Vaccine expected to induce strong monkeypox virus immune response, research shows

An electron microscope image of monkeypox virus particles. Credit: Dr Jason A. Roberts, Head of Electron Microscopy and Structural Virology at The Royal Melbourne Hospital's Victorian Infectious Diseases Reference Laboratory, Doherty Institute.

New research suggests recommended vaccinia virus (VACV)-based vaccines will mount a robust immune response against the monkeypox virus observed in the current outbreak (MPXV-2022).

Since the new virus was first observed in early May 2022, over 52,000 cases have been confirmed in more than 90 countries, including Australia, where 124 cases have been diagnosed (confirmed and probable ).

The study, co-led by University of Melbourne Professor Matthew McKay, ARC Future Fellow and Honorary Professor at the Peter Doherty Institute for Infection and Immunity, and Professor Ahmed Abdul Quadeer, Research Assistant Professor at the Hong Kong University of Science and Technology, was published in the international journal Viruses.

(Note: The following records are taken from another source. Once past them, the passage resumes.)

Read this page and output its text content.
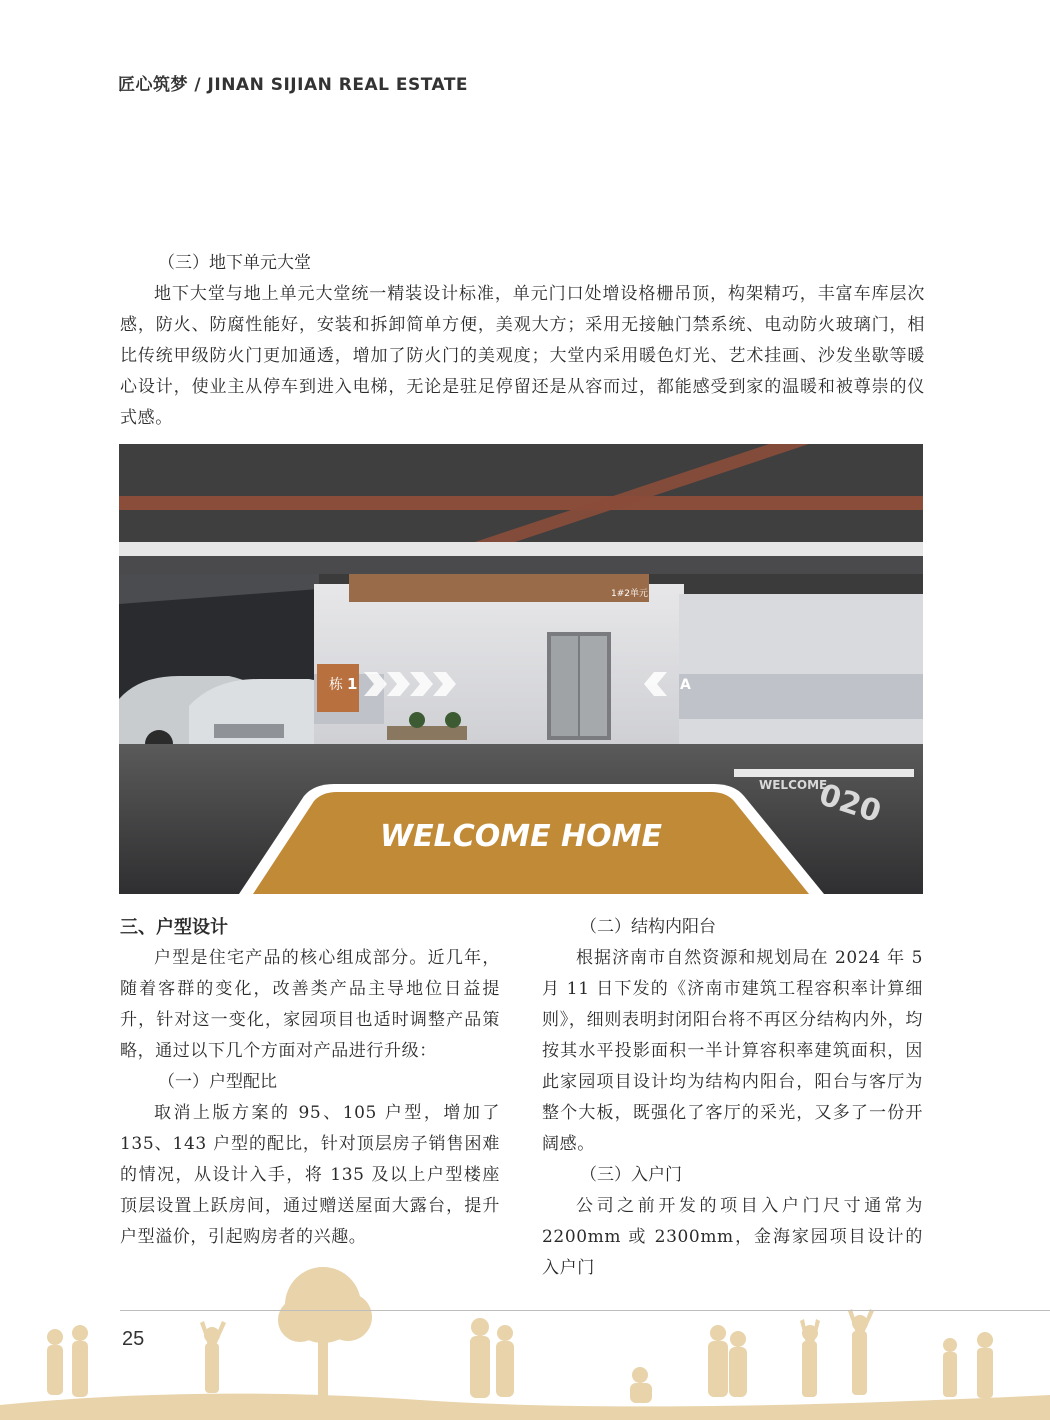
匠心筑梦 / JINAN SIJIAN REAL ESTATE

（三）地下单元大堂

地下大堂与地上单元大堂统一精装设计标准，单元门口处增设格栅吊顶，构架精巧，丰富车库层次感，防火、防腐性能好，安装和拆卸简单方便，美观大方；采用无接触门禁系统、电动防火玻璃门，相比传统甲级防火门更加通透，增加了防火门的美观度；大堂内采用暖色灯光、艺术挂画、沙发坐歇等暖心设计，使业主从停车到进入电梯，无论是驻足停留还是从容而过，都能感受到家的温暖和被尊崇的仪式感。

栋 1
1#2单元
A
WELCOME HOME
WELCOME
020

三、户型设计

户型是住宅产品的核心组成部分。近几年，随着客群的变化，改善类产品主导地位日益提升，针对这一变化，家园项目也适时调整产品策略，通过以下几个方面对产品进行升级：

（一）户型配比

取消上版方案的 95、105 户型，增加了 135、143 户型的配比，针对顶层房子销售困难的情况，从设计入手，将 135 及以上户型楼座顶层设置上跃房间，通过赠送屋面大露台，提升户型溢价，引起购房者的兴趣。

（二）结构内阳台

根据济南市自然资源和规划局在 2024 年 5 月 11 日下发的《济南市建筑工程容积率计算细则》，细则表明封闭阳台将不再区分结构内外，均按其水平投影面积一半计算容积率建筑面积，因此家园项目设计均为结构内阳台，阳台与客厅为整个大板，既强化了客厅的采光，又多了一份开阔感。

（三）入户门

公司之前开发的项目入户门尺寸通常为 2200mm 或 2300mm，金海家园项目设计的入户门

25
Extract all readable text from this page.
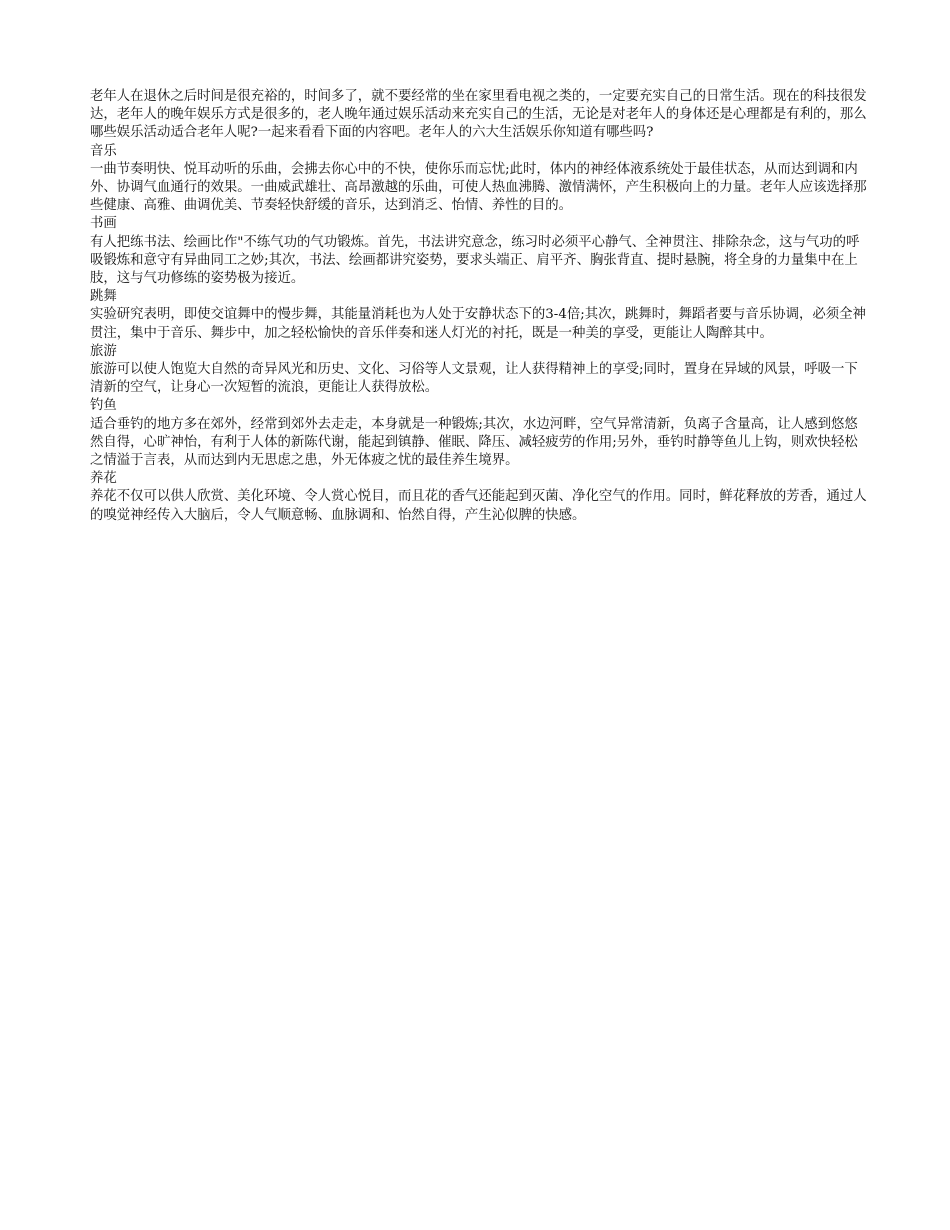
老年人在退休之后时间是很充裕的，时间多了，就不要经常的坐在家里看电视之类的，一定要充实自己的日常生活。现在的科技很发达，老年人的晚年娱乐方式是很多的，老人晚年通过娱乐活动来充实自己的生活，无论是对老年人的身体还是心理都是有利的，那么哪些娱乐活动适合老年人呢?一起来看看下面的内容吧。老年人的六大生活娱乐你知道有哪些吗?

音乐

一曲节奏明快、悦耳动听的乐曲，会拂去你心中的不快，使你乐而忘忧;此时，体内的神经体液系统处于最佳状态，从而达到调和内外、协调气血通行的效果。一曲威武雄壮、高昂激越的乐曲，可使人热血沸腾、激情满怀，产生积极向上的力量。老年人应该选择那些健康、高雅、曲调优美、节奏轻快舒缓的音乐，达到消乏、怡情、养性的目的。

书画

有人把练书法、绘画比作"不练气功的气功锻炼。首先，书法讲究意念，练习时必须平心静气、全神贯注、排除杂念，这与气功的呼吸锻炼和意守有异曲同工之妙;其次，书法、绘画都讲究姿势，要求头端正、肩平齐、胸张背直、提时悬腕，将全身的力量集中在上肢，这与气功修练的姿势极为接近。

跳舞

实验研究表明，即使交谊舞中的慢步舞，其能量消耗也为人处于安静状态下的3-4倍;其次，跳舞时，舞蹈者要与音乐协调，必须全神贯注，集中于音乐、舞步中，加之轻松愉快的音乐伴奏和迷人灯光的衬托，既是一种美的享受，更能让人陶醉其中。

旅游

旅游可以使人饱览大自然的奇异风光和历史、文化、习俗等人文景观，让人获得精神上的享受;同时，置身在异域的风景，呼吸一下清新的空气，让身心一次短暂的流浪，更能让人获得放松。

钓鱼

适合垂钓的地方多在郊外，经常到郊外去走走，本身就是一种锻炼;其次，水边河畔，空气异常清新，负离子含量高，让人感到悠悠然自得，心旷神怡，有利于人体的新陈代谢，能起到镇静、催眠、降压、减轻疲劳的作用;另外，垂钓时静等鱼儿上钩，则欢快轻松之情溢于言表，从而达到内无思虑之患，外无体疲之忧的最佳养生境界。

养花

养花不仅可以供人欣赏、美化环境、令人赏心悦目，而且花的香气还能起到灭菌、净化空气的作用。同时，鲜花释放的芳香，通过人的嗅觉神经传入大脑后，令人气顺意畅、血脉调和、怡然自得，产生沁似脾的快感。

Weeks after the new strain emerged, the team undertook genomic research to find out if the genetic mutations observed in MPXV-2022 may affect vaccine-induced immune responses against monkeypox.

“Specific VACV-based vaccines have demonstrated high efficacy against monkeypox viruses in the past and are considered an important outbreak control measure,” Professor McKay said.

“However, given this is a novel monkeypox virus, we still lack scientific data on how well human immune responses triggered by VACV-based vaccines will recognise MPXV-2022 and provide protection against disease.”

Using genomic and immunological data, the team evaluated the genetic similarities and differences between VACV and MPXV-2022, specifically within the protein regions that are targeted by vaccine-induced neutralising antibodies or T cells.

“While we identified a small number of distinct mutations in MPXV-2022, our study more broadly demonstrates that VACV and MPXV-2022 are highly genetically similar in the regions targeted by the immune system through vaccination,” Professor McKay said.

Professor Quadeer said that the findings are reassuring.

“Based on our analysis, we anticipate that the immune responses generated by VACV-based vaccines would continue to do a good job of recognising and responding to MPXV-2022, as was the case for monkeypox viruses in the past. Our data lends further support to the use of vaccines being recommended globally for combating MPXV-2022,” Professor Quadeer said.

Professor McKay said: “While bringing together sequencing and immunological data provides evidence to anticipate a strong immune response, clinical studies are required to determine the exact efficacy of these vaccines against MPXV-2022.”

This research was supported by the General Research Fund of the Hong Kong Research Grants Council, and through the Australian Research Council Future Fellowship funded by the Australian Government.